At the Naropa Institute in Boulder, Colorado, USA, teachers and students of poetry, music, semiotics, Buddhist psychology, martial arts and dance gathered for the summer 1986 four-week session. The Jack Kerouac School of Disembodied Poetics, the poetry program, attracted, as usual, illustrious and infamous U. S. poets and writers engaged with so-called Beat generation values to work with less experienced writers. Students met with teachers, such as, Allen Ginsberg, William Burroughs, Anne Waldman, Robert Creely, Alice Notley, Clark Coolidge, Jim Carroll, Joy Harjo, and others in small groups, one-on-one seminars, and at larger panel discussions and talks, poetry readings and performances, as well as, late night parties. These Summer ’86 Naropa poets had histories, genealogies, mythologies, practices, and bits of advice that they shared with students, and reconfirmed with each other, over the month’s course.

I invoke and explore poetry as organization of creativity through an engagement with the following three lessons, paraphrases of writing advice, given in one-on-one seminars of which the author was a part:

Don’t stop at the end of the phrase! Keep going until you have nothing more to say! (Allen Ginsberg)

Don’t listen to what Allen says! Read his work and learn from his poems! (Anne Waldman)

You are just beginning! Don’t worry about what you’ve already written! Keep writing! (Joanne Kyger)

Many individuals and fields of study have advanced varying and particular views on what creativity is. I do not draw upon, nor attempt, direct definition here, but rather indirectly through discussion of some poets’ tendencies to comprehend poetry in certain ways, and believing that poets have experience with creativity, explore poetry as a mode of organization. Nevertheless, we might for clarification begin with Audre Lorde’s definition of poetry as “a revelatory distillation of experience” (138).

In this view, the organizing – what I’m calling “poetry,” – of creativity (force) or creation (activity) takes place precisely when and where typical organizational features are absent and during which “those fears which rule our lives and form our silences begin to lose their control over us (Lorde, 137). Poetry emerges in, perhaps from, this absence, against Old Testament genealogies: “But necessity is always deeper than genealogies” (Nancy 1993, 26). Progenitors and predecessors serve as inspirational, pedagogical context, not preexisting determinants. 0 x 1
0! Or as E. E. Cummings writes, 2 x 2 “is 5” (1926). Manifesting the as yet unsaid, unobserved, unthought forms a core interest here, suggesting poetry’s role in making new connections and realizations possible. Nevertheless, a presence of human creation, evocative of actuality and experience will not be excluded, foreclosed, or dismissed as otherwise than lived.

The perspective emerging here suggests that the organizing of creativity happens when control is held at bay, not when control returns.
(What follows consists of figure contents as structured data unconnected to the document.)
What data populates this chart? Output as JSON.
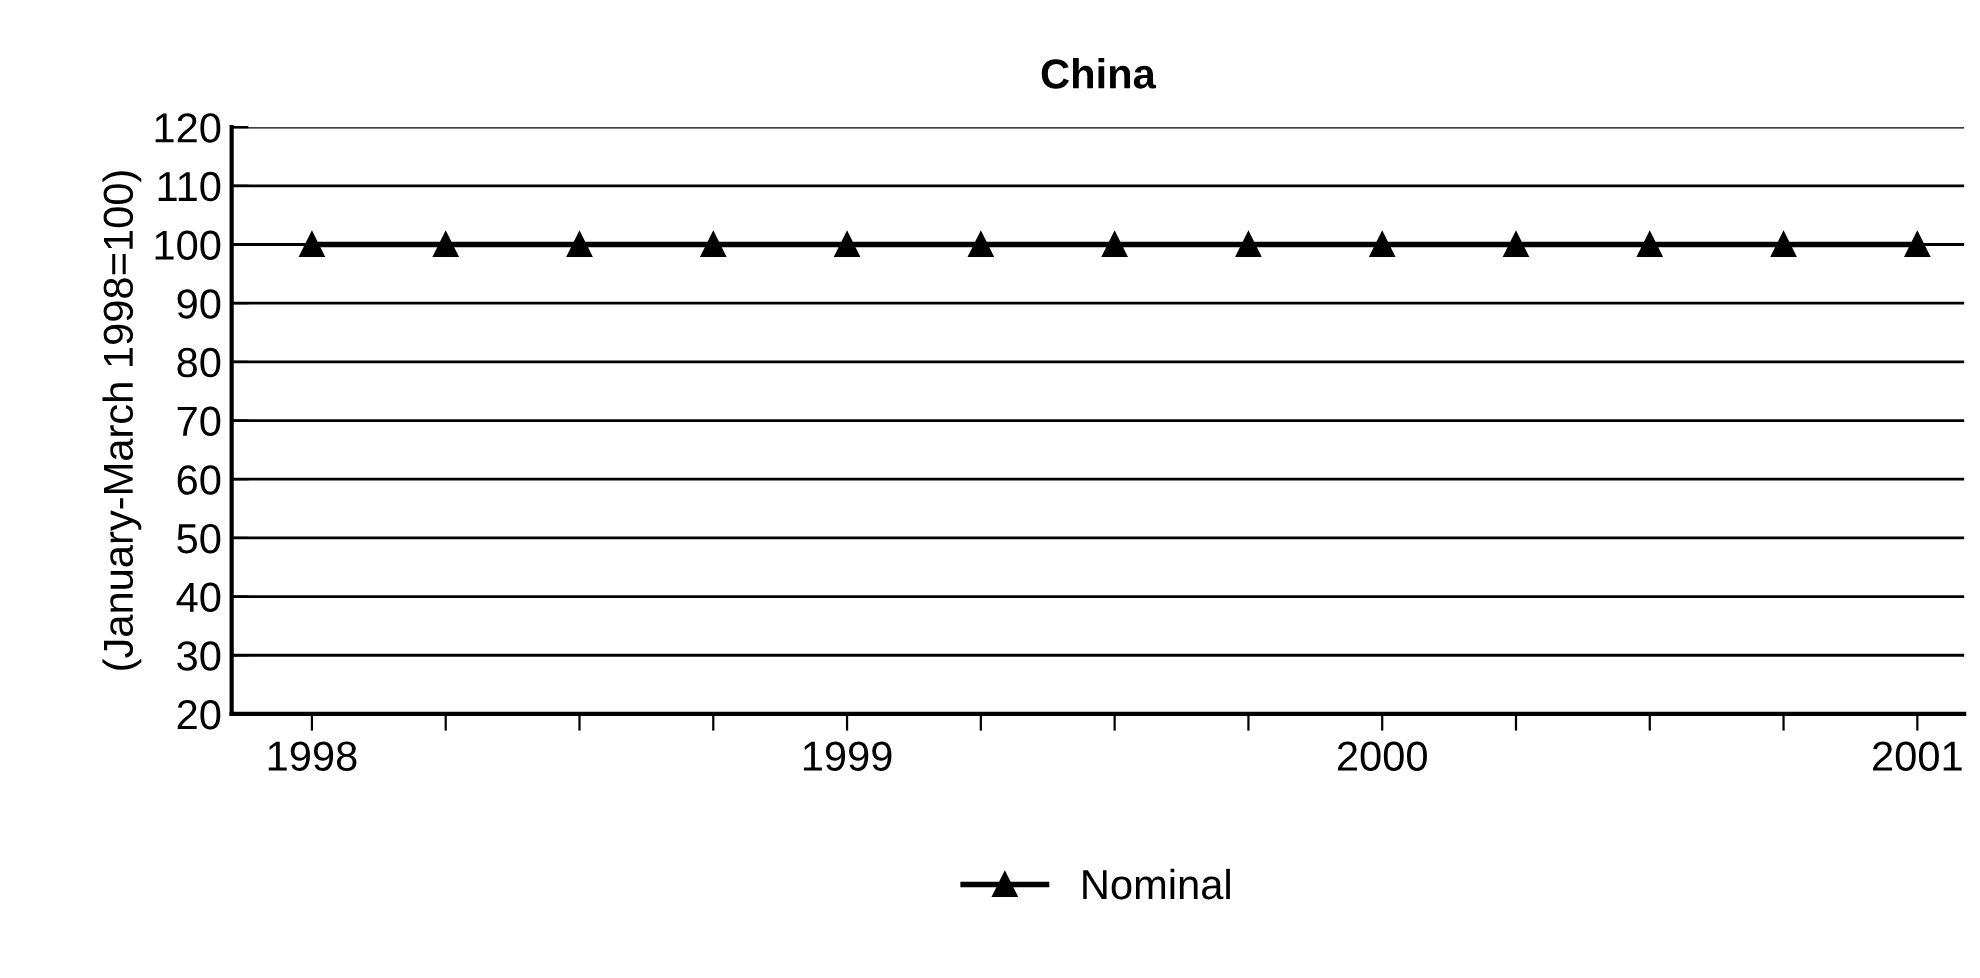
{
  "chart_data": {
    "type": "line",
    "title": "China",
    "ylabel": "(January-March 1998=100)",
    "categories": [
      "1998",
      null,
      null,
      null,
      "1999",
      null,
      null,
      null,
      "2000",
      null,
      null,
      null,
      "2001"
    ],
    "series": [
      {
        "name": "Nominal",
        "color": "#000000",
        "values": [
          100,
          100,
          100,
          100,
          100,
          100,
          100,
          100,
          100,
          100,
          100,
          100,
          100
        ]
      }
    ],
    "ylim": [
      20,
      120
    ],
    "yticks": [
      20,
      30,
      40,
      50,
      60,
      70,
      80,
      90,
      100,
      110,
      120
    ],
    "grid": "y",
    "legend": "bottom",
    "marker": "triangle",
    "line_style": "solid"
  }
}
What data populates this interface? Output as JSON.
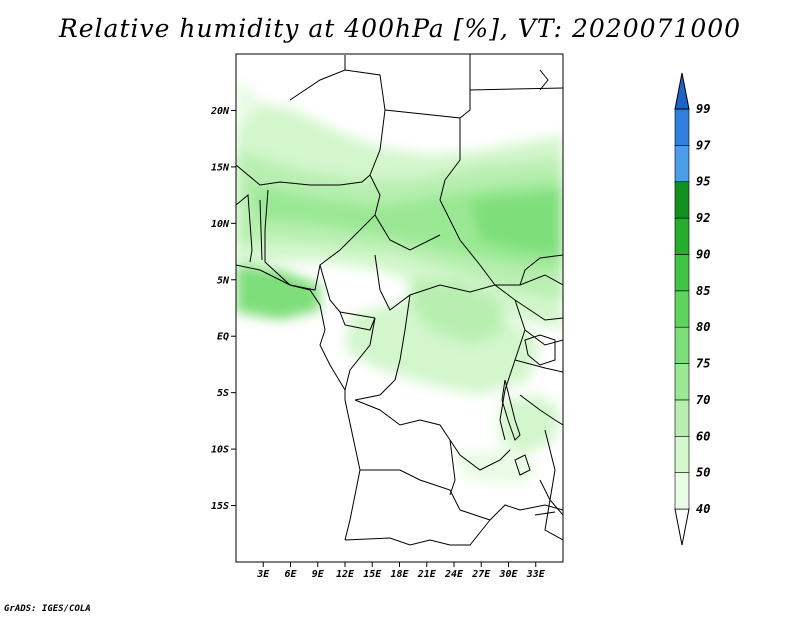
{
  "title": "Relative humidity at 400hPa [%], VT: 2020071000",
  "credit": "GrADS: IGES/COLA",
  "map": {
    "lon_range": [
      0,
      36
    ],
    "lat_range": [
      -20,
      25
    ],
    "lat_labels": [
      "20N",
      "15N",
      "10N",
      "5N",
      "EQ",
      "5S",
      "10S",
      "15S"
    ],
    "lat_values": [
      20,
      15,
      10,
      5,
      0,
      -5,
      -10,
      -15
    ],
    "lon_labels": [
      "3E",
      "6E",
      "9E",
      "12E",
      "15E",
      "18E",
      "21E",
      "24E",
      "27E",
      "30E",
      "33E"
    ],
    "lon_values": [
      3,
      6,
      9,
      12,
      15,
      18,
      21,
      24,
      27,
      30,
      33
    ]
  },
  "colorbar": {
    "levels": [
      "40",
      "50",
      "60",
      "70",
      "75",
      "80",
      "85",
      "90",
      "92",
      "95",
      "97",
      "99"
    ],
    "colors": [
      "#e9fbe5",
      "#d3f6cc",
      "#b8efb0",
      "#9ae894",
      "#7ede79",
      "#5ed35e",
      "#3fc444",
      "#25ad30",
      "#139120",
      "#4a9ee8",
      "#2f80dc",
      "#1e63c8"
    ]
  }
}
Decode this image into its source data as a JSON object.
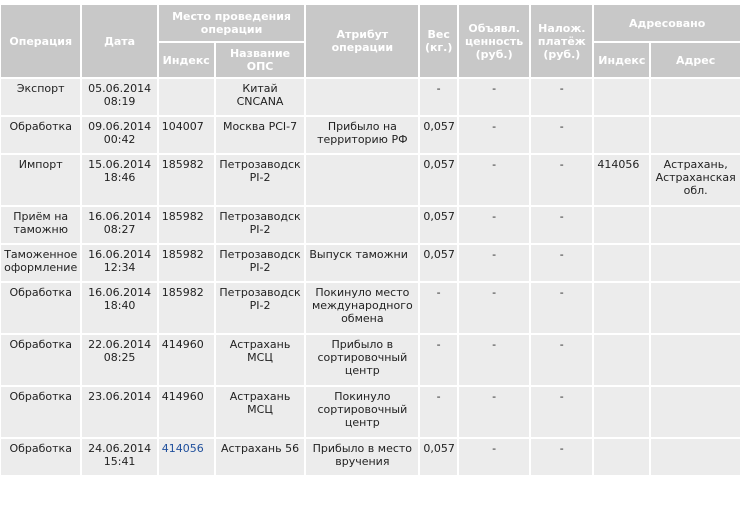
{
  "headers": {
    "operation": "Операция",
    "date": "Дата",
    "place": "Место проведения операции",
    "place_index": "Индекс",
    "place_name": "Название ОПС",
    "attribute": "Атрибут операции",
    "weight": "Вес (кг.)",
    "declared_value": "Объявл. ценность (руб.)",
    "cod": "Налож. платёж (руб.)",
    "addressed": "Адресовано",
    "addr_index": "Индекс",
    "addr_address": "Адрес"
  },
  "rows": [
    {
      "operation": "Экспорт",
      "date": "05.06.2014 08:19",
      "index": "",
      "ops": "Китай CNCANA",
      "attribute": "",
      "weight": "-",
      "declared": "-",
      "cod": "-",
      "addr_index": "",
      "address": ""
    },
    {
      "operation": "Обработка",
      "date": "09.06.2014 00:42",
      "index": "104007",
      "ops": "Москва PCI-7",
      "attribute": "Прибыло на территорию РФ",
      "weight": "0,057",
      "declared": "-",
      "cod": "-",
      "addr_index": "",
      "address": ""
    },
    {
      "operation": "Импорт",
      "date": "15.06.2014 18:46",
      "index": "185982",
      "ops": "Петрозаводск PI-2",
      "attribute": "",
      "weight": "0,057",
      "declared": "-",
      "cod": "-",
      "addr_index": "414056",
      "address": "Астрахань, Астраханская обл."
    },
    {
      "operation": "Приём на таможню",
      "date": "16.06.2014 08:27",
      "index": "185982",
      "ops": "Петрозаводск PI-2",
      "attribute": "",
      "weight": "0,057",
      "declared": "-",
      "cod": "-",
      "addr_index": "",
      "address": ""
    },
    {
      "operation": "Таможенное оформление",
      "date": "16.06.2014 12:34",
      "index": "185982",
      "ops": "Петрозаводск PI-2",
      "attribute": "Выпуск таможни",
      "weight": "0,057",
      "declared": "-",
      "cod": "-",
      "addr_index": "",
      "address": ""
    },
    {
      "operation": "Обработка",
      "date": "16.06.2014 18:40",
      "index": "185982",
      "ops": "Петрозаводск PI-2",
      "attribute": "Покинуло место международного обмена",
      "weight": "-",
      "declared": "-",
      "cod": "-",
      "addr_index": "",
      "address": ""
    },
    {
      "operation": "Обработка",
      "date": "22.06.2014 08:25",
      "index": "414960",
      "ops": "Астрахань МСЦ",
      "attribute": "Прибыло в сортировочный центр",
      "weight": "-",
      "declared": "-",
      "cod": "-",
      "addr_index": "",
      "address": ""
    },
    {
      "operation": "Обработка",
      "date": "23.06.2014",
      "index": "414960",
      "ops": "Астрахань МСЦ",
      "attribute": "Покинуло сортировочный центр",
      "weight": "-",
      "declared": "-",
      "cod": "-",
      "addr_index": "",
      "address": ""
    },
    {
      "operation": "Обработка",
      "date": "24.06.2014 15:41",
      "index": "414056",
      "ops": "Астрахань 56",
      "attribute": "Прибыло в место вручения",
      "weight": "0,057",
      "declared": "-",
      "cod": "-",
      "addr_index": "",
      "address": ""
    }
  ]
}
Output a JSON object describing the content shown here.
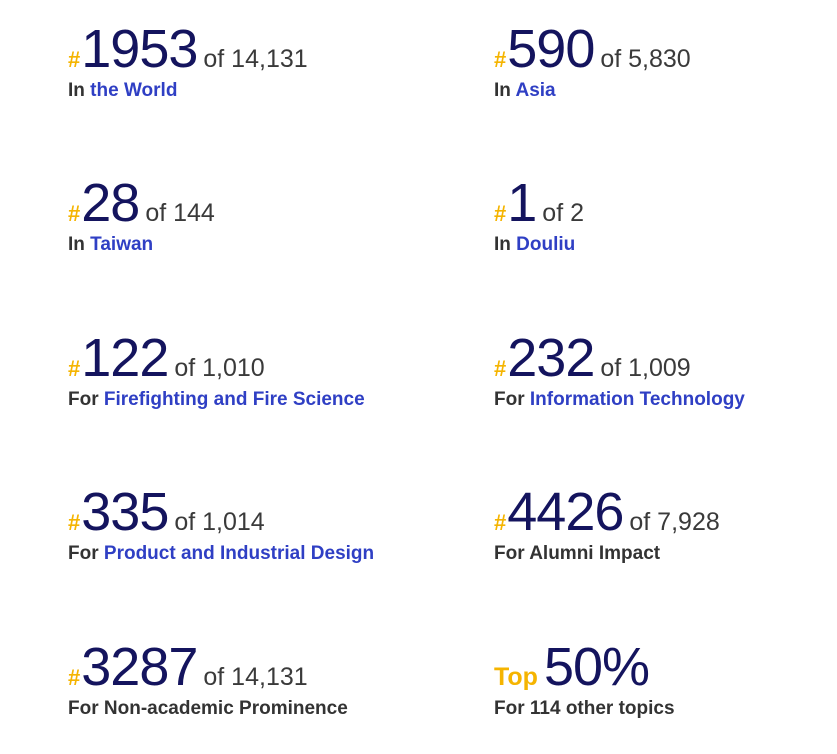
{
  "rankings": [
    {
      "rank": "1953",
      "total": "of 14,131",
      "prefix": "In",
      "link": "the World"
    },
    {
      "rank": "590",
      "total": "of 5,830",
      "prefix": "In",
      "link": "Asia"
    },
    {
      "rank": "28",
      "total": "of 144",
      "prefix": "In",
      "link": "Taiwan"
    },
    {
      "rank": "1",
      "total": "of 2",
      "prefix": "In",
      "link": "Douliu"
    },
    {
      "rank": "122",
      "total": "of 1,010",
      "prefix": "For",
      "link": "Firefighting and Fire Science"
    },
    {
      "rank": "232",
      "total": "of 1,009",
      "prefix": "For",
      "link": "Information Technology"
    },
    {
      "rank": "335",
      "total": "of 1,014",
      "prefix": "For",
      "link": "Product and Industrial Design"
    },
    {
      "rank": "4426",
      "total": "of 7,928",
      "prefix": "For",
      "text": "Alumni Impact"
    },
    {
      "rank": "3287",
      "total": "of 14,131",
      "prefix": "For",
      "text": "Non-academic Prominence"
    },
    {
      "top_label": "Top",
      "rank": "50%",
      "text": "For 114 other topics"
    }
  ],
  "hash_symbol": "#",
  "colors": {
    "hash": "#f5b400",
    "rank_number": "#14145e",
    "link": "#2f3fc4",
    "text": "#333333"
  }
}
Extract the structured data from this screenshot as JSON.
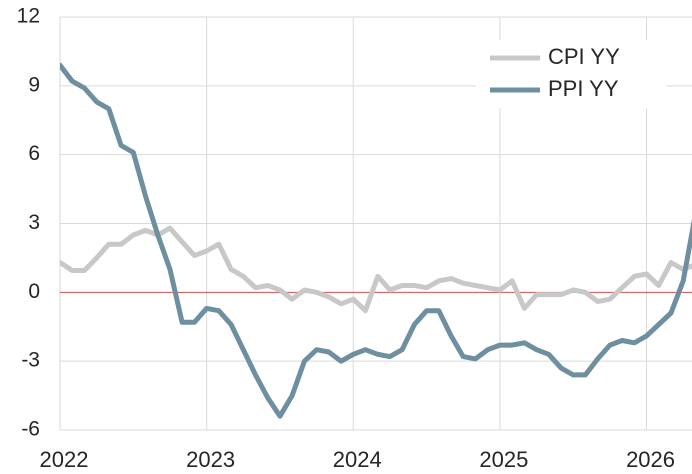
{
  "chart_data": {
    "type": "line",
    "x": [
      2022,
      2022.083,
      2022.167,
      2022.25,
      2022.333,
      2022.417,
      2022.5,
      2022.583,
      2022.667,
      2022.75,
      2022.833,
      2022.917,
      2023,
      2023.083,
      2023.167,
      2023.25,
      2023.333,
      2023.417,
      2023.5,
      2023.583,
      2023.667,
      2023.75,
      2023.833,
      2023.917,
      2024,
      2024.083,
      2024.167,
      2024.25,
      2024.333,
      2024.417,
      2024.5,
      2024.583,
      2024.667,
      2024.75,
      2024.833,
      2024.917,
      2025,
      2025.083,
      2025.167,
      2025.25,
      2025.333,
      2025.417,
      2025.5,
      2025.583,
      2025.667,
      2025.75,
      2025.833,
      2025.917,
      2026,
      2026.083,
      2026.167,
      2026.25,
      2026.333
    ],
    "series": [
      {
        "name": "CPI YY",
        "color": "#c8c8c8",
        "values": [
          1.3,
          0.95,
          0.95,
          1.5,
          2.1,
          2.1,
          2.5,
          2.7,
          2.5,
          2.8,
          2.2,
          1.6,
          1.8,
          2.1,
          1.0,
          0.7,
          0.2,
          0.3,
          0.1,
          -0.3,
          0.1,
          0.0,
          -0.2,
          -0.5,
          -0.3,
          -0.8,
          0.7,
          0.1,
          0.3,
          0.3,
          0.2,
          0.5,
          0.6,
          0.4,
          0.3,
          0.2,
          0.1,
          0.5,
          -0.7,
          -0.1,
          -0.1,
          -0.1,
          0.1,
          0.0,
          -0.4,
          -0.3,
          0.2,
          0.7,
          0.8,
          0.3,
          1.3,
          1.0,
          1.2
        ]
      },
      {
        "name": "PPI YY",
        "color": "#6e8fa0",
        "values": [
          9.9,
          9.2,
          8.9,
          8.3,
          8.0,
          6.4,
          6.1,
          4.2,
          2.5,
          1.0,
          -1.3,
          -1.3,
          -0.7,
          -0.8,
          -1.4,
          -2.5,
          -3.6,
          -4.6,
          -5.4,
          -4.5,
          -3.0,
          -2.5,
          -2.6,
          -3.0,
          -2.7,
          -2.5,
          -2.7,
          -2.8,
          -2.5,
          -1.4,
          -0.8,
          -0.8,
          -1.9,
          -2.8,
          -2.9,
          -2.5,
          -2.3,
          -2.3,
          -2.2,
          -2.5,
          -2.7,
          -3.3,
          -3.6,
          -3.6,
          -2.9,
          -2.3,
          -2.1,
          -2.2,
          -1.9,
          -1.4,
          -0.9,
          0.5,
          3.4
        ]
      }
    ],
    "xlim": [
      2022,
      2026.31
    ],
    "xticks": [
      2022,
      2023,
      2024,
      2025,
      2026
    ],
    "ylim": [
      -6,
      12
    ],
    "yticks": [
      -6,
      -3,
      0,
      3,
      6,
      9,
      12
    ],
    "grid": true,
    "legend": "upper right"
  }
}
It’s difficult, then, to avoid the further insight that organization, as typically understood, is steeped in doing and attempting and trying and controlling and making happen: yet if we’re to investigate the potential of understanding poetry as organization of creativity, then non-doing, non attempting, a reciprocity of doing and not doing, and so forth must be faced in the organization context.